Außerdem erzählt Ripke, warum er Jürgen Klopp nicht austricksen konnte und warum ihn ein nett gemeintes Angebot Dirk Nowitzki komplett kalt ließ ...

Herr Ripke, früher haben Sie vor allem fotografiert, heute beschäftigen Sie sich beruflich außerdem mit Klamotten und Kochen, einen Podcast machen Sie auch noch. Sie erzählen im Endeffekt Geschichten, haben Sie über Ihre Berufsbezeichnung gesagt. Was war denn Ihre erste Sportgeschichte? Wie ist die Leidenschaft entstanden?

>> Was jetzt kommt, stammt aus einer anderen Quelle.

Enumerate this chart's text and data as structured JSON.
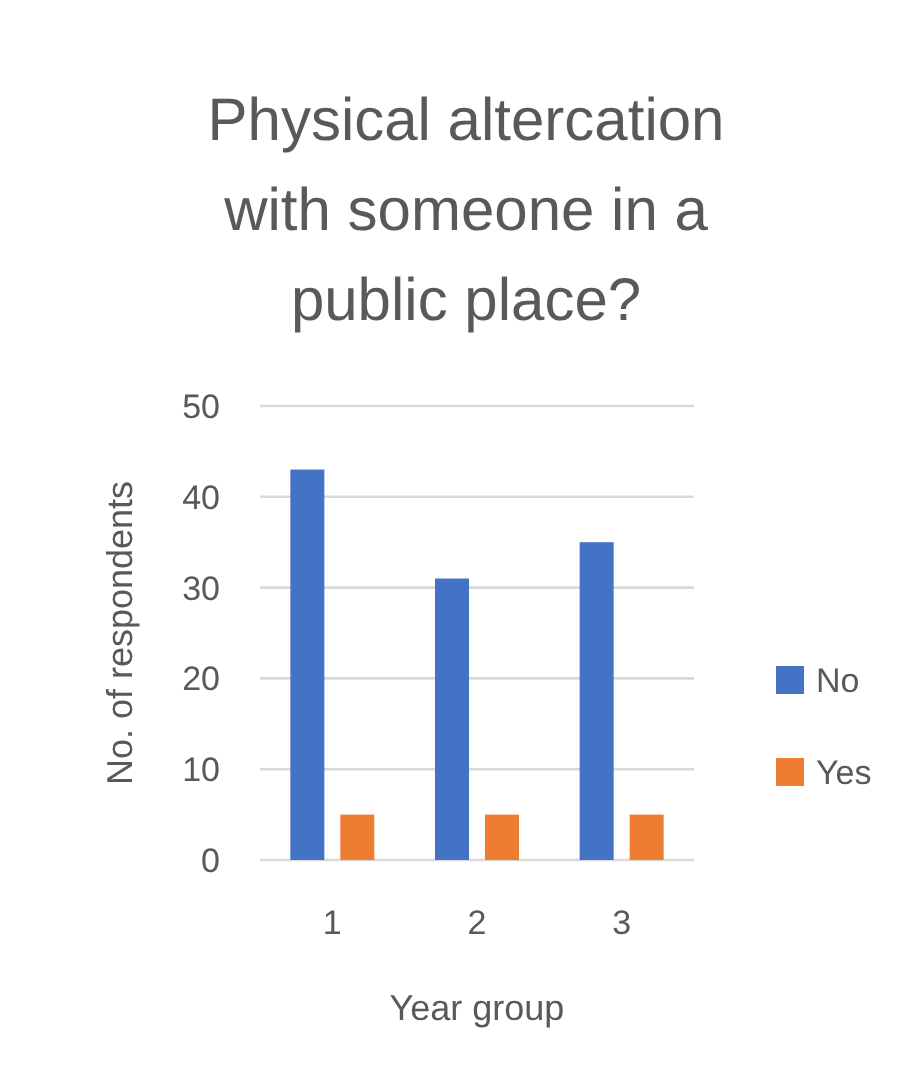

Paul Ripke: Tennis hat mich früh geprägt. Ich war vier Jahre lang Balljunge in der Damen-Bundesliga in Heidelberg. Steffi Graf hat in der Nähe gewohnt und bei uns im Klub trainiert. Es war cool, wenn sie mit Andrei Medvedev trainierte und ich auf dem Nebenplatz spielte. Es war auch faszinierend, weil ich einen menschlichen Blickwinkel auf den Weltstar Steffi Graf bekam. Sie hat um die Ecke beim Bäcker Brötchen geholt, diese menschlichen Geschichten haben mich interessiert. Und ich hatte generell meine Helden im Tennis. Ich war ein ganz großer Fan von Andre Agassi, auch Michael Chang fand ich immer geil. Ich mochte seinen Outsider-Style. Pete Sampras war dagegen nicht so mein Fall, er war mir zu kontrolliert. Ich habe alles verfolgt, Tennis war damals eine große Sache für mich.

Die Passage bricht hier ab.